The Lebanese authorities must not deport six Syrian refugees who were arrested last week after collecting their passports from the Syrian embassy, Amnesty International said today, urging them to release the refugees or charge them with a recognizable offense.
A Lebanese army statement on 28 August confirmed that its intelligence directorate had over the past four days arrested the six men outside the embassy for entering the country irregularly, and that they had been handed over to the General Security directorate. The family do not know their whereabouts. Amnesty International believes they are now at imminent risk of deportation to Syria.
“Lebanon’s General Security directorate must ensure that these men are not forcibly returned to Syria. Doing so could endanger their lives. Arbitrary detention, enforced disappearance and torture remain rife in Syria, and armed hostilities in some parts of the country have intensified significantly in recent months. No part of Syria is safe for returns, and these men must be protected,” said Lynn Maalouf, Deputy Director for the Middle East and North Africa at Amnesty International.
“Under international law, the prohibition of refoulement means that no one should be returned to a country where they are at real risk of serious human rights violations.
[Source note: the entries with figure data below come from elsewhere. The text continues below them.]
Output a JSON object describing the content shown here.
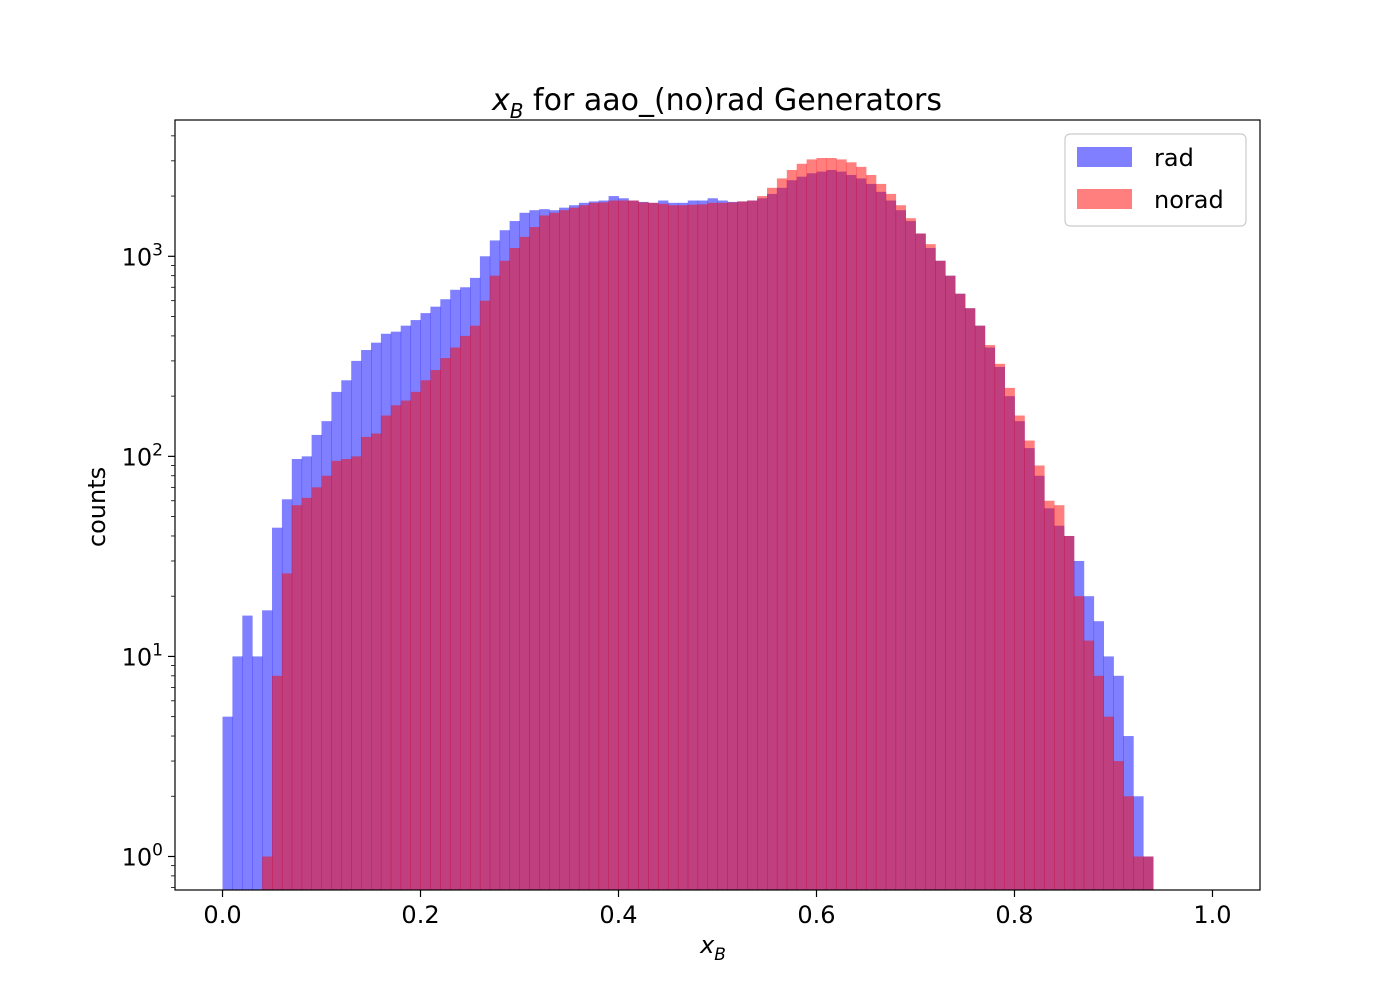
{
  "chart_data": {
    "type": "bar",
    "title_main": "x",
    "title_sub": "B",
    "title_rest": " for aao_(no)rad Generators",
    "xlabel_main": "x",
    "xlabel_sub": "B",
    "ylabel": "counts",
    "xlim": [
      -0.048,
      1.048
    ],
    "ylim": [
      0.68,
      4800
    ],
    "yscale": "log",
    "grid": false,
    "legend_position": "top-right",
    "x_ticks": [
      0.0,
      0.2,
      0.4,
      0.6,
      0.8,
      1.0
    ],
    "x_tick_labels": [
      "0.0",
      "0.2",
      "0.4",
      "0.6",
      "0.8",
      "1.0"
    ],
    "y_ticks": [
      1,
      10,
      100,
      1000
    ],
    "y_tick_base": "10",
    "y_tick_exponents": [
      "0",
      "1",
      "2",
      "3"
    ],
    "bin_start": 0.0,
    "bin_width": 0.01,
    "series": [
      {
        "name": "rad",
        "color": "#0000ff",
        "alpha": 0.5,
        "values": [
          5,
          10,
          16,
          10,
          17,
          44,
          61,
          97,
          100,
          128,
          150,
          210,
          240,
          300,
          340,
          370,
          410,
          420,
          450,
          480,
          520,
          560,
          610,
          680,
          700,
          780,
          1000,
          1200,
          1350,
          1500,
          1650,
          1700,
          1720,
          1700,
          1750,
          1800,
          1850,
          1880,
          1900,
          2000,
          1950,
          1900,
          1870,
          1850,
          1900,
          1850,
          1850,
          1900,
          1900,
          1950,
          1900,
          1870,
          1880,
          1900,
          1950,
          2050,
          2200,
          2400,
          2500,
          2600,
          2650,
          2700,
          2650,
          2550,
          2450,
          2300,
          2100,
          1900,
          1700,
          1500,
          1300,
          1100,
          950,
          800,
          650,
          550,
          450,
          350,
          280,
          200,
          150,
          110,
          80,
          55,
          45,
          40,
          30,
          20,
          15,
          10,
          8,
          4,
          2,
          1
        ]
      },
      {
        "name": "norad",
        "color": "#ff0000",
        "alpha": 0.5,
        "values": [
          0,
          0,
          0,
          0,
          1,
          8,
          26,
          57,
          62,
          70,
          80,
          95,
          97,
          100,
          125,
          130,
          160,
          180,
          190,
          210,
          240,
          270,
          310,
          350,
          400,
          450,
          600,
          800,
          950,
          1100,
          1250,
          1400,
          1600,
          1650,
          1700,
          1750,
          1800,
          1850,
          1860,
          1900,
          1900,
          1900,
          1860,
          1850,
          1830,
          1800,
          1800,
          1810,
          1820,
          1850,
          1850,
          1860,
          1880,
          1900,
          2000,
          2200,
          2450,
          2700,
          2900,
          3050,
          3100,
          3100,
          3050,
          2950,
          2800,
          2550,
          2300,
          2050,
          1800,
          1550,
          1300,
          1150,
          950,
          800,
          650,
          550,
          450,
          360,
          290,
          220,
          160,
          120,
          90,
          60,
          57,
          40,
          20,
          12,
          8,
          5,
          3,
          2,
          1,
          1
        ]
      }
    ]
  }
}
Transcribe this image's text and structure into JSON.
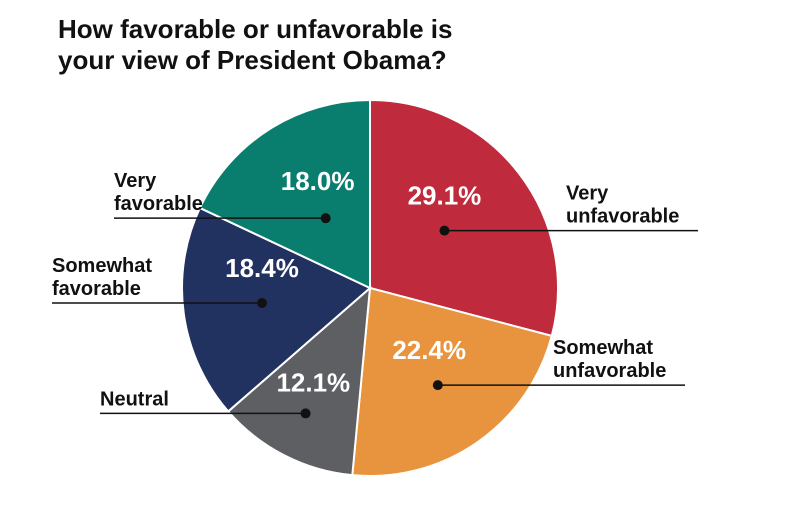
{
  "chart_data": {
    "type": "pie",
    "title": "How favorable or unfavorable is your view of President Obama?",
    "title_lines": [
      "How favorable or unfavorable is",
      "your view of President Obama?"
    ],
    "categories": [
      "Very unfavorable",
      "Somewhat unfavorable",
      "Neutral",
      "Somewhat favorable",
      "Very favorable"
    ],
    "values": [
      29.1,
      22.4,
      12.1,
      18.4,
      18.0
    ],
    "value_labels": [
      "29.1%",
      "22.4%",
      "12.1%",
      "18.4%",
      "18.0%"
    ],
    "label_lines": [
      [
        "Very",
        "unfavorable"
      ],
      [
        "Somewhat",
        "unfavorable"
      ],
      [
        "Neutral"
      ],
      [
        "Somewhat",
        "favorable"
      ],
      [
        "Very",
        "favorable"
      ]
    ],
    "colors": [
      "#bf2a3c",
      "#e8943e",
      "#5e5f63",
      "#213260",
      "#0a7e6e"
    ],
    "start": "12 o'clock",
    "direction": "clockwise",
    "legend": "none (direct labels with leader lines)",
    "grid": false
  }
}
Deporting these men would be a serious violation of Lebanon’s international obligations, including under the UN Torture Convention. Instead, Lebanese officials should release them or charge them with a recognizable offense.”
Lebanon began deporting Syrian refugees following a decision by the Higher Defence Council on 13 May 2019.
Amnesty International spoke to the brother of one of the men. He said his brother had received a call from the embassy on 26 August, telling him to come and collect the passport he had applied for on 19 August.
The man believes his brother was arrested after collecting the passport at the embassy, because he sent him a message saying he had the passport. He had entered Lebanon on 18 August with three other Syrians.
“My brother sent me a text message when he arrived to the Syrian embassy and sent another when he got his passport. After that, I didn’t hear back from him. My messages are not reaching him. I have no idea where he is. But I am assuming that he was in the embassy when he contacted me saying he picked up the passport,” he said.
Under international law, the prohibition of refoulement means that no one should be returned to a country where they are at real risk of serious human rights violations.Lynn Maalouf, Deputy Director for the Middle East and North Africa at Amnesty International
Five of the six men are believed to be from Daraa governorate in southern Syria, where violent clashes between Syrian government forces and armed groups have intensified in recent months. Hundreds have been killed or injured and tens of thousands of civilians have fled the area. Government forces have also placed a deadly siege on Daraa al-Balad.
Given the recent intensification of hostilities in Daraa al-Balad, Amnesty International is calling on the Lebanese and Jordanian authorities to allow people fleeing conflict in Syria legal entry and safe refuge.
“The plight of these men should serve as a reminder of the growing risks faced by Syrian refugees in neighbouring host countries as well as the woefully insufficient numbers of international resettlement places available for refugees who have fled conflict and crisis in their home countries. We urge states worldwide, including EU member states, to do their fair share to protect refugees by boosting the number of resettlement places on offer,” said Lynn Maalouf.